Let’s take a moment…
After the frenzy of activity of the last few days, trying to keep up to date with rules and regulations as they were published, getting ready for lockdown and cleaning the house yesterday to start lockdown with a germ-free state, I am taking a moment (or this weekend ) to assess where we find ourselves at this moment.
During this week we have done many things for the last time for the foreseeable future – shopping at places we know will be closed, visits to family members and friends, walks/jogs around the neighbourhood. These were intentional experiences that were appreciated, greeted and gently left behind.
Then there were those things where we did not know we were doing them for the last time – because the market was cancelled the evening before, the library was closed to the public with staff still working inside, the next weekly face-to-face Sepedi conversation falls in the lock-down. There is a sense of irritation and unfairness around losing these experiences, it does not suit us that we had to unexpectedly leave these behind.
And then there are those things we do not yet know that we have lost forever. The great unknown hangs over us. The world we know is changing. It may never be the same again. The systems we have taken for granted may never be the same again. Our family and friend circle may never be the same again. We ourselves will be changed by this experience. This is where extreme discomfort and fear set in, where we feel the pressure of rising panic and the danger of paralysis.

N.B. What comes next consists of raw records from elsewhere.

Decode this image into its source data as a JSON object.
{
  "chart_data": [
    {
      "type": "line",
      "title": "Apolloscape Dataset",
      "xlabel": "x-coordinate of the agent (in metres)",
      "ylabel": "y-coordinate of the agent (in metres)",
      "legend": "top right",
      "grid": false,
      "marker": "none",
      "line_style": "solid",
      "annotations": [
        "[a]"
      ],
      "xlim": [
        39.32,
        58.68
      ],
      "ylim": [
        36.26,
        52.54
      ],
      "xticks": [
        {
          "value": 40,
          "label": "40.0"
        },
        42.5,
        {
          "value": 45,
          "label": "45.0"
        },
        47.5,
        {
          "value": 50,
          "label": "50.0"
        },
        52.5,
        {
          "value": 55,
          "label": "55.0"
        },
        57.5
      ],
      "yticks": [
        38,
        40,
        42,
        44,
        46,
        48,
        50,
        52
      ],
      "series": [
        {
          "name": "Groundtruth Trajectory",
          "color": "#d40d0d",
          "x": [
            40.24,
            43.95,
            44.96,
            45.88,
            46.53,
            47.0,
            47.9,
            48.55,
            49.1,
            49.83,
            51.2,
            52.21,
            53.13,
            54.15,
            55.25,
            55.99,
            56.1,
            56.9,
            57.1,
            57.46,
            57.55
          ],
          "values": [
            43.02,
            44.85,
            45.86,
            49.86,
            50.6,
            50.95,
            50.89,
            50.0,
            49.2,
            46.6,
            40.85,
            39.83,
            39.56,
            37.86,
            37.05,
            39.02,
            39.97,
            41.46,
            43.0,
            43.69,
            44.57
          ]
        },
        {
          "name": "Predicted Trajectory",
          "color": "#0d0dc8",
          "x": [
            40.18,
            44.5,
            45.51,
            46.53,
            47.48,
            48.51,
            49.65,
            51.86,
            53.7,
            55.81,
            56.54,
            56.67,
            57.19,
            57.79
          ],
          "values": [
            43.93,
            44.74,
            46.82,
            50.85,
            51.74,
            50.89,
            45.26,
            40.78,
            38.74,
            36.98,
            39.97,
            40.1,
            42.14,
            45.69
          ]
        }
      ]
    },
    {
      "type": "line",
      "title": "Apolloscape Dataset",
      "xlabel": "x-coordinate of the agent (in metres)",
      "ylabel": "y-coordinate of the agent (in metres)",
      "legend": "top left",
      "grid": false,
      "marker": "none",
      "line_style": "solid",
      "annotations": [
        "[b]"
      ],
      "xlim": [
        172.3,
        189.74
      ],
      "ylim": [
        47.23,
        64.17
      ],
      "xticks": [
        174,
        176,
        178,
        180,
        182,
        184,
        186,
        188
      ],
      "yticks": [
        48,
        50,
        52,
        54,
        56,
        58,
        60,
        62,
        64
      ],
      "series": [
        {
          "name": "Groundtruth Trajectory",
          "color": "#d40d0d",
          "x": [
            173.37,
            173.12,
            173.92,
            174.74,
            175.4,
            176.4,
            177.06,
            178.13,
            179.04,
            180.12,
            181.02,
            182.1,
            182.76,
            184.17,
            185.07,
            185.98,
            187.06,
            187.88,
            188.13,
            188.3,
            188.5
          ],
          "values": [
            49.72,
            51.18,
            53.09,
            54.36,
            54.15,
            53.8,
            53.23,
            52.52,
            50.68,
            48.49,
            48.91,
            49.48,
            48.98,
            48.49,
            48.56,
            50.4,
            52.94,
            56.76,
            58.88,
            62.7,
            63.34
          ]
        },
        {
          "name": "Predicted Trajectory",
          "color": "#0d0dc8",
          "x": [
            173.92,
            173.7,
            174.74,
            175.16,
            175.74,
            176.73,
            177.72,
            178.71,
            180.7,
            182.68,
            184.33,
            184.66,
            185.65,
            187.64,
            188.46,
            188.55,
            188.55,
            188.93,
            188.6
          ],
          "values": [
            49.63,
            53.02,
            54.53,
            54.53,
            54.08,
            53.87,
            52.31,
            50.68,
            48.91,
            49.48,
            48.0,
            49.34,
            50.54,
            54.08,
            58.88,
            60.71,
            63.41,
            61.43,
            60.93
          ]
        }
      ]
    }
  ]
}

So, we have this overwhelming urge to keep moving, to find helpful answers to our questions and plans that will make the best of the situation at hand. But let’s just take a moment…to slow down and assess where we are right now. We can look back with gratitude at what we considered to be normal life. Let’s acknowledge our grief at having lost that unappreciated and fragile well-trodden normalcy. How unsettling it is to realise how vulnerable we are, how little control we actually have. The emotions we find jumbled in this space of anger, powerlessness, confusion, sorrow, guilt, pain, fear, helpfulness and responsibility are messy. Our brains struggle to bring order to the paradoxes we are experiencing. This is unchartered territory. Let’s give ourselves the space and grace to grieve.
From Monday I will start putting my new normal into place. For now, it is okay to just be in the inbetween.